Santos points out that entanglement and superposition are two central features of quantum computing: "Superposition allows a system to exist in multiple states simultaneously, called quantum parallelism. Entanglement is a type of correlation that cannot be reproduced on classical computers.

"To give you an intuitive idea, imagine you have a bunch of keys and need to find out which one opens the lock. A classical computer tests the keys one by one. A quantum computer, on the other hand, can test several of them at the same time, which speeds up processing," explains Santos.

In practical terms, the difference between a classical computer and a quantum computer comes down to performance. Both can solve the same mathematically formulable problems in theory. The question is how long it takes them to do so. Some calculations, such as factoring huge numbers into two prime numbers, would take classical computers millions of years but can be performed much faster on quantum computers.

It would be counterintuitive to use a classical computer to simulate quantum systems.
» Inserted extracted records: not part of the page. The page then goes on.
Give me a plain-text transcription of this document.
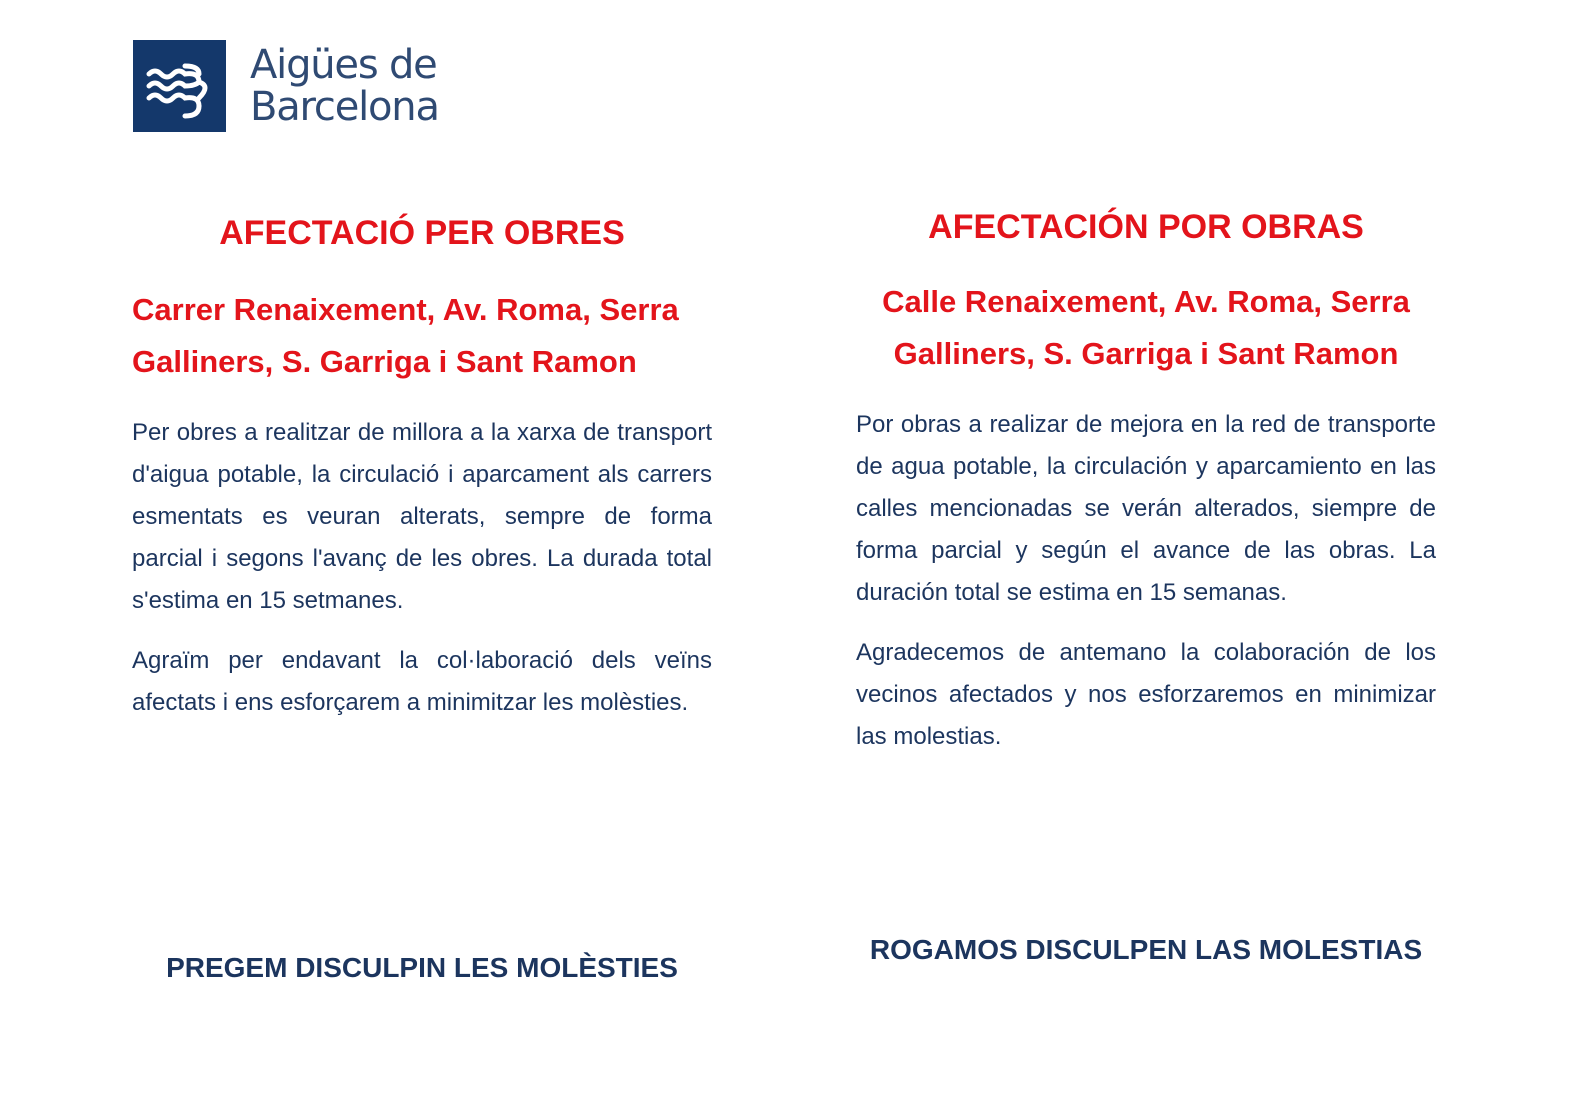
Aigües de
Barcelona
AFECTACIÓ PER OBRES
Carrer Renaixement, Av. Roma, Serra Galliners, S. Garriga i Sant Ramon

Per obres a realitzar de millora a la xarxa de transport d'aigua potable, la circulació i aparcament als carrers esmentats es veuran alterats, sempre de forma parcial i segons l'avanç de les obres. La durada total s'estima en 15 setmanes.

Agraïm per endavant la col·laboració dels veïns afectats i ens esforçarem a minimitzar les molèsties.

AFECTACIÓN POR OBRAS
Calle Renaixement, Av. Roma, Serra Galliners, S. Garriga i Sant Ramon

Por obras a realizar de mejora en la red de transporte de agua potable, la circulación y aparcamiento en las calles mencionadas se verán alterados, siempre de forma parcial y según el avance de las obras. La duración total se estima en 15 semanas.

Agradecemos de antemano la colaboración de los vecinos afectados y nos esforzaremos en minimizar las molestias.

PREGEM DISCULPIN LES MOLÈSTIES

ROGAMOS DISCULPEN LAS MOLESTIAS
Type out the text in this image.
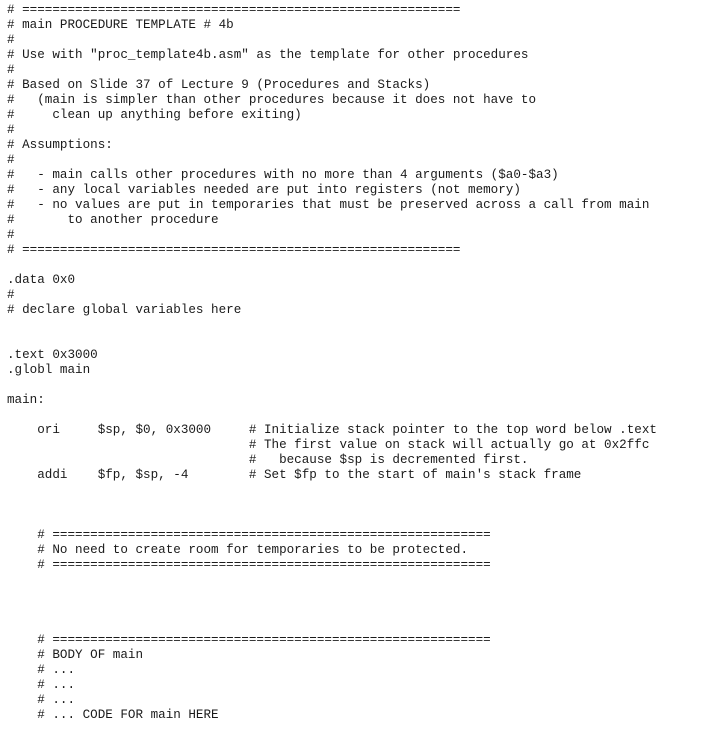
# ==========================================================
# main PROCEDURE TEMPLATE # 4b
#
# Use with "proc_template4b.asm" as the template for other procedures
#
# Based on Slide 37 of Lecture 9 (Procedures and Stacks)
#   (main is simpler than other procedures because it does not have to
#     clean up anything before exiting)
#
# Assumptions:
#
#   - main calls other procedures with no more than 4 arguments ($a0-$a3)
#   - any local variables needed are put into registers (not memory)
#   - no values are put in temporaries that must be preserved across a call from main
#       to another procedure
#
# ==========================================================
.data 0x0
#
# declare global variables here
.text 0x3000
.globl main
main:
ori     $sp, $0, 0x3000     # Initialize stack pointer to the top word below .text
# The first value on stack will actually go at 0x2ffc
#   because $sp is decremented first.
addi    $fp, $sp, -4        # Set $fp to the start of main's stack frame
# ==========================================================
# No need to create room for temporaries to be protected.
# ==========================================================
# ==========================================================
# BODY OF main
# ...
# ...
# ...
# ... CODE FOR main HERE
Sometimes it is an impossible task. The study in question showed that it is possible to use quantum computing resources for such simulations.

The experiment was conducted at the Southern University of Science and Technology in Shenzhen. Shenzhen is currently one of the most advanced scientific, technological, and industrial hubs on the planet. Selected in 1980 as China's first "special economic zone," the city has evolved from a fishing village of about 30,000 people into a metropolis of over 17 million. It is home to giant companies that lead the global market.

The implementation used superconducting qubits based on aluminum and niobium alloys that operate at temperatures around one millikelvin. "The advantage of superconducting qubits is their scalability. It's technically possible to build chips with hundreds of them," says Santos.

The concept of symmetry breaking is present in all areas of physics. All of physics is structured around symmetries and their breaking.

"Symmetry gives us the laws of conservation. Symmetry breaking allows complex structures to emerge," says Santos.